Home > Journals > WMLR > Vol. 47 (2005-2006) > Iss. 2 (2005)
William & Mary Law Review
Abstract
It is sometimes argued in the corporate governance literature that the total share of corporate value that can be extracted by a manager is fixed and independent of the avenues through which value is extracted. Shareholders need not worry about an activity such as insider trading, the story goes, because any profits achieved by a manager through insider trading will simply offset conventional compensation. This Article challenges that idea and argues that whether one views the manager's share as being capped by external market forces, set by an optimal principal/agent contract, or limited by saliency and outrage in accordance with the managerial power view of corporate governance, the total value that can and will be appropriated by managers will be a function of the number and type of avenues through which value can be appropriated.
Although analysis of each of the corporate governance mechanisms results in the same directional prediction, the magnitude of the impact of expanding channels of appropriation depends on which mechanism dominates.
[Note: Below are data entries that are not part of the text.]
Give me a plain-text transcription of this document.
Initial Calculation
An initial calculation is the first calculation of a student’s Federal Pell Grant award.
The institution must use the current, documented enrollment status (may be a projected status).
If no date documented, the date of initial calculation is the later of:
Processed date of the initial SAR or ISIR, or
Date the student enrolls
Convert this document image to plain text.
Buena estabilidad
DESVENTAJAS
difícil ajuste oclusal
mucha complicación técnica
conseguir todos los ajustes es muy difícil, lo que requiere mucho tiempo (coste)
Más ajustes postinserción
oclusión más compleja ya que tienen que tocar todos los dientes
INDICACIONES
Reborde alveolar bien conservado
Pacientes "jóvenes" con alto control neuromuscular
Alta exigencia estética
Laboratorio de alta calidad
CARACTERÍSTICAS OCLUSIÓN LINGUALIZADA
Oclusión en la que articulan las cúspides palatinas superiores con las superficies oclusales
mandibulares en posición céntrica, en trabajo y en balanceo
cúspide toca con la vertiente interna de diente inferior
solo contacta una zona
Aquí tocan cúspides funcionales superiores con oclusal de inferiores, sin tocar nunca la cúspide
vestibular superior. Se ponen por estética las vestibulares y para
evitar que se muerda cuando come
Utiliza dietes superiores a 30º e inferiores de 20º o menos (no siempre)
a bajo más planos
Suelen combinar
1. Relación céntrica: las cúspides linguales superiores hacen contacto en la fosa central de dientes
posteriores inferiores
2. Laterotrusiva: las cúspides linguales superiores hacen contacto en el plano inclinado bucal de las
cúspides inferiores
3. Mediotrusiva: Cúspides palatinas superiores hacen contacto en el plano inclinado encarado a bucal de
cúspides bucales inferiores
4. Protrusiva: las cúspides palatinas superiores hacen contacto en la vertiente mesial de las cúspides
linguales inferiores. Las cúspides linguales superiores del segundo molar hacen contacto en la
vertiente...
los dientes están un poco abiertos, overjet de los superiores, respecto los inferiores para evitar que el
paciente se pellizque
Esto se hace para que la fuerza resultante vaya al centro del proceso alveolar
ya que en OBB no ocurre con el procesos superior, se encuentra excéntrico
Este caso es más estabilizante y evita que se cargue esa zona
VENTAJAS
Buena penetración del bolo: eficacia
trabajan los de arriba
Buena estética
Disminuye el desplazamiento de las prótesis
For example, potential avenues of appropriation that are easily monitored and under the unilateral control of the directors, such as bonuses or perks, should have little effect on incremental appropriation under the optimal contracting model, but could have significant impact under the managerial power model. A review of the relevant empirical literature suggests that additional avenues of appropriation do indeed lead to greater overall appropriation. The evidence, moreover, is largely inconsistent with the optimal contracting view. This analysis highlights a largely overlooked cost of compensation complexity: In all likelihood, the increasing complexity and opacity of executive compensation over the last two decades has contributed to the overall increase in managerial appropriation.